Thieves Steal Wells Fargo's Gold; Citi to Ease Screening Criteria

Receiving Wide Coverage ...

Gold Rush: Three armed robbers stole historic gold nuggets from Wells Fargo's corporate museum in San Francisco on Tuesday. The masked suspects crashed their sports-utility vehicle into the entrance of the museum and broke into the display case while holding a security guard at gunpoint, according to reports. At an estimated value of $10,000, the nuggets are hardly a staggering haul, but the New York Times notes they have sentimental value: "the nuggets date to the early days of Wells Fargo, which was founded during the gold rush of the 19th century." The Times also reports the cost of repairing the damage to the museum entrance is likely to be about $200,000, far outweighing the loss of the gold. The Wall Street Journal's account is fairly brief and to the point, though the story attracted a lively bunch of commenters.

Wall Street Journal

As Janet Yellen wraps up her first year as Federal Reserve chair, the paper takes a look at the challenges she is likely to face in 2015. The big one, of course, is deciding whether and when to raise short-term interest rates. That question will be made more difficult by a muddled economic picture, the paper reports: "While the U.S. job market has improved more quickly than policy makers expected, inflation continues to undershoot the Fed's 2% target and is likely to fall further due to plunging oil prices." Yellen's judgment calls will help shape her legacy.

Citibank will relax its screening requirements for checking and savings accounts under an agreement with New York Attorney General Eric Schneiderman, the paper reports. The bank, which uses data from the consumer-reporting agency ChexSystems, "will modify its screening criteria and only decline applicants if they have two or more reported incidents of account abuse in recent years, the total combined loss from those incidents exceeds $500 and the losses remain unpaid." The change is intended to ensure that more low-income applicants are able to gain access to banking services.
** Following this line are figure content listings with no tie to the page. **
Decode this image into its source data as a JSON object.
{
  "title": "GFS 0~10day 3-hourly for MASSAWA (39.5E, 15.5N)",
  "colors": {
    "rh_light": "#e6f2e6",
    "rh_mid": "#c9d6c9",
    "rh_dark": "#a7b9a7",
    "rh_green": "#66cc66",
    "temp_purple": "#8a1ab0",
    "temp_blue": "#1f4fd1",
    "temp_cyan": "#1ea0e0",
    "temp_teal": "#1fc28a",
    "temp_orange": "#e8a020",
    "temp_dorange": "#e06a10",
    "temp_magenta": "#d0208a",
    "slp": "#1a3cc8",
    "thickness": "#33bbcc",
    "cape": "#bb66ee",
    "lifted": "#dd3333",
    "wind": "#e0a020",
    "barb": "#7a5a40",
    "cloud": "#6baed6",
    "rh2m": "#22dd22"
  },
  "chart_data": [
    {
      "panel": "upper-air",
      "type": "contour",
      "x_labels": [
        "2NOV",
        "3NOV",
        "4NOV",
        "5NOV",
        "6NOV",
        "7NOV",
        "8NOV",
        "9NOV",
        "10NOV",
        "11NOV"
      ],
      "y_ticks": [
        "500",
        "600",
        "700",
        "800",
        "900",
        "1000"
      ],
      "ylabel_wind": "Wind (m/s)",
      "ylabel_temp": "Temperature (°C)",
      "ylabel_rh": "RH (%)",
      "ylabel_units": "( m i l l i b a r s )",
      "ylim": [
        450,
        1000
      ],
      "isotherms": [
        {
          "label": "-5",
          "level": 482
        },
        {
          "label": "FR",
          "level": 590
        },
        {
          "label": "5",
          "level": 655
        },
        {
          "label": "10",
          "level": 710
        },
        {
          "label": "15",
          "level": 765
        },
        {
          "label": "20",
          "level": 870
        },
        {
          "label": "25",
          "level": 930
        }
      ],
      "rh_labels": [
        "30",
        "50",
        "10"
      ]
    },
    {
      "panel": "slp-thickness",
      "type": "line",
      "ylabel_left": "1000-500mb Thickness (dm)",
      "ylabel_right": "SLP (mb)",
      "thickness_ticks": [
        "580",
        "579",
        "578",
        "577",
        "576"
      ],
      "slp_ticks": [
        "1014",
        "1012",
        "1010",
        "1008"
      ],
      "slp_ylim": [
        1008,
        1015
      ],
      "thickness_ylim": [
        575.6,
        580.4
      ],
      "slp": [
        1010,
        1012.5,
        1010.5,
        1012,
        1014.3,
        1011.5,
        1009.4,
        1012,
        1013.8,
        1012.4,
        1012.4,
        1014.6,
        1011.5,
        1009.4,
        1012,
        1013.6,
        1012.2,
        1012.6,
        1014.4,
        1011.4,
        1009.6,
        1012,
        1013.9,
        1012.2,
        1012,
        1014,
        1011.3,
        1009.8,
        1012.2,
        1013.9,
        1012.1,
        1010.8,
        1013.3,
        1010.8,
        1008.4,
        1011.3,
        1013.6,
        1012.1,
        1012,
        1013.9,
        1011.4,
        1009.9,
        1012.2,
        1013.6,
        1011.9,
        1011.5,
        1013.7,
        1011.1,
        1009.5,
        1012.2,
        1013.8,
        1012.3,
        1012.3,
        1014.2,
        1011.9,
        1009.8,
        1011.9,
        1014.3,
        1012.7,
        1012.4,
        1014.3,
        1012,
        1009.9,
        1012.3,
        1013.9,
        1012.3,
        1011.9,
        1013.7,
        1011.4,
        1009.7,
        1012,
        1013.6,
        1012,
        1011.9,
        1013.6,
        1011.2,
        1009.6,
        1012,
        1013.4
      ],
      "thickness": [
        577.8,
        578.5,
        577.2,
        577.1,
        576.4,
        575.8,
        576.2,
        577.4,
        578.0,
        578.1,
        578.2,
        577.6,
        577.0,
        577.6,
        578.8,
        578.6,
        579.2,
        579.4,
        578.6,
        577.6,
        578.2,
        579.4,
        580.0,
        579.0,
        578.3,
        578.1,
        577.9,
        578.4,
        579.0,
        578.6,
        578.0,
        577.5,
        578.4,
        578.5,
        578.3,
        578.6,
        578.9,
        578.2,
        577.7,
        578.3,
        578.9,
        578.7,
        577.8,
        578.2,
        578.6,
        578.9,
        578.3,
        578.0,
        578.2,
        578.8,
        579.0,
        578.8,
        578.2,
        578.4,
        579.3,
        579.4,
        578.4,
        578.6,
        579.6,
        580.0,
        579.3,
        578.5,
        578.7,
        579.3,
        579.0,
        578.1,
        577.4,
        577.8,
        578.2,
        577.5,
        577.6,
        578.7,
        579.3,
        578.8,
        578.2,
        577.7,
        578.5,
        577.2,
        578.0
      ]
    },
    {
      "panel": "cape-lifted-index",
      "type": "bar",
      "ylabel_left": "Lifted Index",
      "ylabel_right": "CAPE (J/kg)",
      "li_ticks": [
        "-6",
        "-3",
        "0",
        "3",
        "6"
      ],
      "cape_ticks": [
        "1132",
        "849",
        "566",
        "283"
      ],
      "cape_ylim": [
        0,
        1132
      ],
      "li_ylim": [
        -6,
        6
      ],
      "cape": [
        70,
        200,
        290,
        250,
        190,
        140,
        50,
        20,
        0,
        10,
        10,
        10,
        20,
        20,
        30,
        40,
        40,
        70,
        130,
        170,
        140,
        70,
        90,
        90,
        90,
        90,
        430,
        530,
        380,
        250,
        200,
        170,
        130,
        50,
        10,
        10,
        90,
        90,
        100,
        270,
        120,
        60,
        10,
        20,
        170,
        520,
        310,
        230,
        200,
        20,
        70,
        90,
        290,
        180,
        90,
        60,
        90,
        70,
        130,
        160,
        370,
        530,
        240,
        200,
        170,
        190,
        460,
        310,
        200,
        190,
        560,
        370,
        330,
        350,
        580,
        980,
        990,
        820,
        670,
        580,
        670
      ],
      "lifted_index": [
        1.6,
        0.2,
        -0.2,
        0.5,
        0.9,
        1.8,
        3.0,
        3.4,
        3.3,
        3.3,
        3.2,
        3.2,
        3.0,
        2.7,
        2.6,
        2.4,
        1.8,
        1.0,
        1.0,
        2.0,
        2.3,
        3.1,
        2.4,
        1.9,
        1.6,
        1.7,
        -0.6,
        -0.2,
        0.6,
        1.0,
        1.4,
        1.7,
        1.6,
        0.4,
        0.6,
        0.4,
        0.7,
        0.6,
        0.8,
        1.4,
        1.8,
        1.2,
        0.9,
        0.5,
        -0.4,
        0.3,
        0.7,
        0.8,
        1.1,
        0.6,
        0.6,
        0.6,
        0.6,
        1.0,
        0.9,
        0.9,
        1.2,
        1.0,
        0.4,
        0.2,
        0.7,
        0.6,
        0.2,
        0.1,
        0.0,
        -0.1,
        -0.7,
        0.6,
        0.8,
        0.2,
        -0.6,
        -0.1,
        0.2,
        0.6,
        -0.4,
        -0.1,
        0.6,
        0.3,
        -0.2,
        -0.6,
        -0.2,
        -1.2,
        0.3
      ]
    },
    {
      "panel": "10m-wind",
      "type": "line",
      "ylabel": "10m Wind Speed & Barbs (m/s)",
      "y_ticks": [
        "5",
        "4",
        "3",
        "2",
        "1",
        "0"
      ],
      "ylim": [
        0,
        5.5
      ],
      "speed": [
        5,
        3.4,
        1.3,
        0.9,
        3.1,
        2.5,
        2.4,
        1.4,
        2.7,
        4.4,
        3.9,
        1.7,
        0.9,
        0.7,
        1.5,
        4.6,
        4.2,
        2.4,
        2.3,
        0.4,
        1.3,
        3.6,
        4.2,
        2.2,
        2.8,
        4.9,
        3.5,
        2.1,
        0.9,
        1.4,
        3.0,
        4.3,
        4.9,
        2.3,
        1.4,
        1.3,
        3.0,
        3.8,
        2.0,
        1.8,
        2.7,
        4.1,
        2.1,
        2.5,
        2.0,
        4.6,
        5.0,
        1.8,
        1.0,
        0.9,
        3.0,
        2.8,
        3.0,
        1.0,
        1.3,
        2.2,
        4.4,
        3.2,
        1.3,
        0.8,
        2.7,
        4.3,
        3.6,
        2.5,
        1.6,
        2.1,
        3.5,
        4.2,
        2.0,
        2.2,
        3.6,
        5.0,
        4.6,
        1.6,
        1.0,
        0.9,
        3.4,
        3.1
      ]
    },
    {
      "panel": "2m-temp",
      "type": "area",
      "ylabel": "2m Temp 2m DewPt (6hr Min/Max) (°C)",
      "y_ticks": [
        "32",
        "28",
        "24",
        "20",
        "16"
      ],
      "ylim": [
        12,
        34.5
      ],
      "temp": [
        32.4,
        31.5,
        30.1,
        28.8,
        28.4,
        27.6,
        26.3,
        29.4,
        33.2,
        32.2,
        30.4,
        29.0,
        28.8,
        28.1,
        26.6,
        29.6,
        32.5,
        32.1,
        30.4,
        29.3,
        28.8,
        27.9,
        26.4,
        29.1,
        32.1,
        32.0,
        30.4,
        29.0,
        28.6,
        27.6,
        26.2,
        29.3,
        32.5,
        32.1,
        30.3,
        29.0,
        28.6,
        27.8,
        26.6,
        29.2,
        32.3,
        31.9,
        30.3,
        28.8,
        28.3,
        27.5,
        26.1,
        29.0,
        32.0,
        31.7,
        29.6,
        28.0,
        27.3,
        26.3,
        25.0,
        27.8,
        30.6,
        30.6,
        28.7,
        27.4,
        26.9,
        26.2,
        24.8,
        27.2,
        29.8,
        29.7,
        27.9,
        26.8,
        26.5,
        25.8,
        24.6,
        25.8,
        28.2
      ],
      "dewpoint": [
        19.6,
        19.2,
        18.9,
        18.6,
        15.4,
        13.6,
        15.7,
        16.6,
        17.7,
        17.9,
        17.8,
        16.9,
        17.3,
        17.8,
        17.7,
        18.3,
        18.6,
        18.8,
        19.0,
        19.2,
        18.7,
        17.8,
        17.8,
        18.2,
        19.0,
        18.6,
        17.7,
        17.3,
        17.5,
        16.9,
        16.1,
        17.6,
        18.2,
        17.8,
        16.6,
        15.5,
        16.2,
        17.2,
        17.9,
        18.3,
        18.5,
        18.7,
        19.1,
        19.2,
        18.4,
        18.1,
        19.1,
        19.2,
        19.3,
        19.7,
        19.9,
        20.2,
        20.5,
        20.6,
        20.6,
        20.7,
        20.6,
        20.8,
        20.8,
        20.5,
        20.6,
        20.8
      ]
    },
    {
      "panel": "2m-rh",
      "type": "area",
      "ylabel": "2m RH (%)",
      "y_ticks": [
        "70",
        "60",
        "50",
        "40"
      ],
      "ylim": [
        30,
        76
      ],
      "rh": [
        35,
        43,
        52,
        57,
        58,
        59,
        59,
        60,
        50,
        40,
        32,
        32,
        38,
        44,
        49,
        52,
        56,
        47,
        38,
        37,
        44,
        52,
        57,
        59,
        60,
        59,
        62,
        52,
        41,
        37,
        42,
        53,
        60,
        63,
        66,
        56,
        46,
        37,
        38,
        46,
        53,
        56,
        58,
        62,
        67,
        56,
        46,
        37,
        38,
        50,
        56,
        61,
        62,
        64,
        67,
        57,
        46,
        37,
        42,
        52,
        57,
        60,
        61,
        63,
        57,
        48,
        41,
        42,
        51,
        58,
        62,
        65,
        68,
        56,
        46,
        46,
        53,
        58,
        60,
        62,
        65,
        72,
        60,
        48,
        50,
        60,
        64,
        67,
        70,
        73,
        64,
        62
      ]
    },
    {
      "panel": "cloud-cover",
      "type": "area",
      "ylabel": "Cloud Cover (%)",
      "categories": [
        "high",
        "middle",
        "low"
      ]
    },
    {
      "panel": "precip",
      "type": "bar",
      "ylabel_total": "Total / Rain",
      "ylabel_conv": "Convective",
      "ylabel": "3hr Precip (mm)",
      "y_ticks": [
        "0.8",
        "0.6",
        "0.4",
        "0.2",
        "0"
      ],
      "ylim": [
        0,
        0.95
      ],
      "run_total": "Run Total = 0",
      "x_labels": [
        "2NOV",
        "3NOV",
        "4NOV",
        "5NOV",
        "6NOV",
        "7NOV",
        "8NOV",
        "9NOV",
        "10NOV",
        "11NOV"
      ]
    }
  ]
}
Former Fed vice chairman Alan Blinder warns in an op-ed the central bank may "spend the year defending itself against a series of congressional attacks on its independence." He's concerned recently passed legislation requiring the Federal Reserve Board to include at least one community banker sets precedent for "assigning board seats to specific constituencies." But he's even more worried about the resurgence of proposals that would require the Fed's monetary policy to abide by the Taylor rule, give Congress permission to audit the Fed's decisions and curtail the central bank's ability to act as a lender of last resort.

Europe's interpretation of Basel III is too permissive in its "risk-free treatment" of eurozone banks' sovereign credit risks, according to the Basel Committee.

CIT Group doubled its profit in the fourth quarter as it continued to expand its commercial business. Meanwhile, Deutsche Bank investors will be on the lookout for clues about the fate of the lender's Postbank retail unit when the bank releases its quarterly results Thursday.

New York Times

Alibaba is getting into the consumer credit rating business. A unit of the Chinese e-commerce company is launching Sesame Credit Management, which will attempt to determine people's creditworthiness by culling online data about their bill payments, residential histories and online purchases.

Defense lawyers are protesting the Securities and Exchange Commission's recent shift toward trying more cases before administrative law judges rather than heading to federal court. Peter J. Henning suggests the defense may have a point. The key question, he writes, is "whether administrative judges are sufficiently accountable to the president that there is no violation of separation of powers principles."